[Foundation-l] 86% of german users disagree with the introduction of the personal image filter

Andre Engels andreengels at gmail.com
Fri Sep 16 20:16:18 UTC 2011


Sorry, I dropped some hot food on me as I wrote this, and then apparently
accidentily hit sent.

On Fri, Sep 16, 2011 at 9:57 PM, Andre Engels <andreengels at gmail.com> wrote:

> On Fri, Sep 16, 2011 at 9:13 PM, Tobias Oelgarte <
> tobias.oelgarte at googlemail.com> wrote:
>
>> I would not have any problems if we would not play in the hands of
>> censors (local ISPs, a simple proxy, regimes, institutions, ...) by
>> actually labeling content as objectionable. Which gives away the control
>> over the content by the user itself, while no one would invest the money
>> if he would need to label the content itself.
>>
>
> So how do you expect those censors to use this?
>
>
 You should know that there are hundreds of phobias, cultural conflicts
>> and other categories of possibly objectionable content. Do you expect us
>> to manage all this categories of filtering, or would you say that it
>> will be narrowed down to be user friendly and manageable, while leaving
>> out some categories and ignore the complies of some minorities?
>>
>
I'd say, drop the idea that the filter is supposed to be perfect. A filter
that is little-used can get a rough content first time around, preferably
specified by the person asking for the filter, then people using the filter
can suggest adding or removing images.

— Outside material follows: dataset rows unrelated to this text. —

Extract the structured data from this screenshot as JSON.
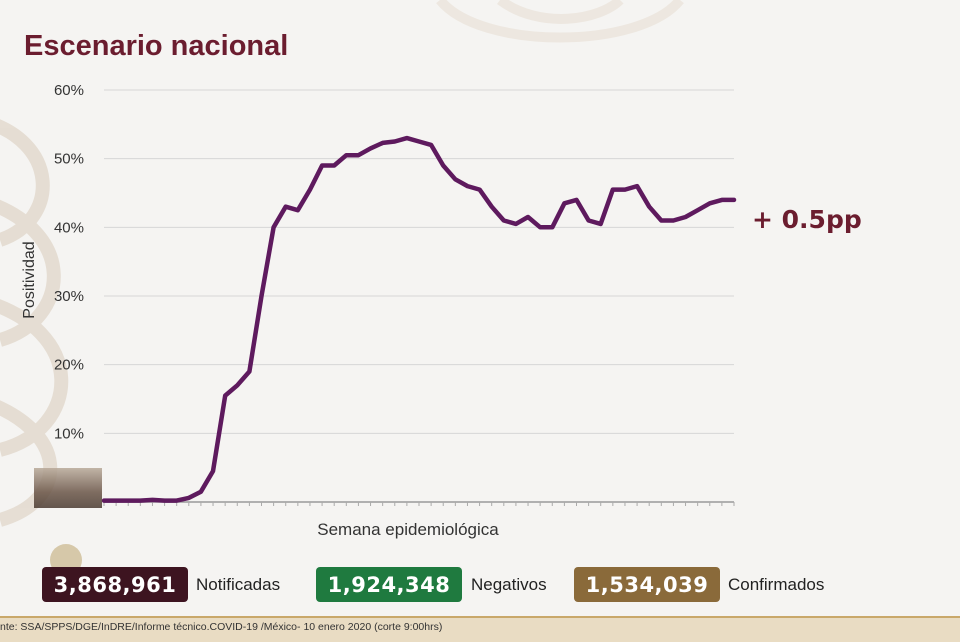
{
  "header": {
    "title": "Escenario nacional"
  },
  "chart_data": {
    "type": "line",
    "title": "Escenario nacional",
    "xlabel": "Semana epidemiológica",
    "ylabel": "Positividad",
    "x": [
      1,
      2,
      3,
      4,
      5,
      6,
      7,
      8,
      9,
      10,
      11,
      12,
      13,
      14,
      15,
      16,
      17,
      18,
      19,
      20,
      21,
      22,
      23,
      24,
      25,
      26,
      27,
      28,
      29,
      30,
      31,
      32,
      33,
      34,
      35,
      36,
      37,
      38,
      39,
      40,
      41,
      42,
      43,
      44,
      45,
      46,
      47,
      48,
      49,
      50,
      51,
      52,
      53
    ],
    "series": [
      {
        "values": [
          0.2,
          0.2,
          0.2,
          0.2,
          0.3,
          0.2,
          0.2,
          0.6,
          1.5,
          4.5,
          15.5,
          17,
          19,
          30,
          40,
          43,
          42.5,
          45.5,
          49,
          49,
          50.5,
          50.5,
          51.5,
          52.3,
          52.5,
          53,
          52.5,
          52,
          49,
          47,
          46,
          45.5,
          43,
          41,
          40.5,
          41.5,
          40,
          40,
          43.5,
          44,
          41,
          40.5,
          45.5,
          45.5,
          46,
          43,
          41,
          41,
          41.5,
          42.5,
          43.5,
          44,
          44
        ]
      }
    ],
    "yticks": [
      "60%",
      "50%",
      "40%",
      "30%",
      "20%",
      "10%"
    ],
    "ylim": [
      0,
      60
    ],
    "annotation": "+ 0.5pp",
    "grid": true,
    "color": "#5e1a5e"
  },
  "stats": [
    {
      "value": "3,868,961",
      "label": "Notificadas",
      "color": "#3d1420"
    },
    {
      "value": "1,924,348",
      "label": "Negativos",
      "color": "#1f7a3f"
    },
    {
      "value": "1,534,039",
      "label": "Confirmados",
      "color": "#8a6a3a"
    }
  ],
  "footer": {
    "source": "nte: SSA/SPPS/DGE/InDRE/Informe técnico.COVID-19 /México- 10 enero 2020 (corte 9:00hrs)"
  }
}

Volunteers can go and work on the
filters if they want, but if they don't, the filter will just be changed by
such suggestions.

Then again, there is the alternative of only including filters with at least
a certain amount of expected usage. I see no problem with not having a
filter for everyone who asks for it. I don't think that doing things
perfectly and not doing them at all are the only options.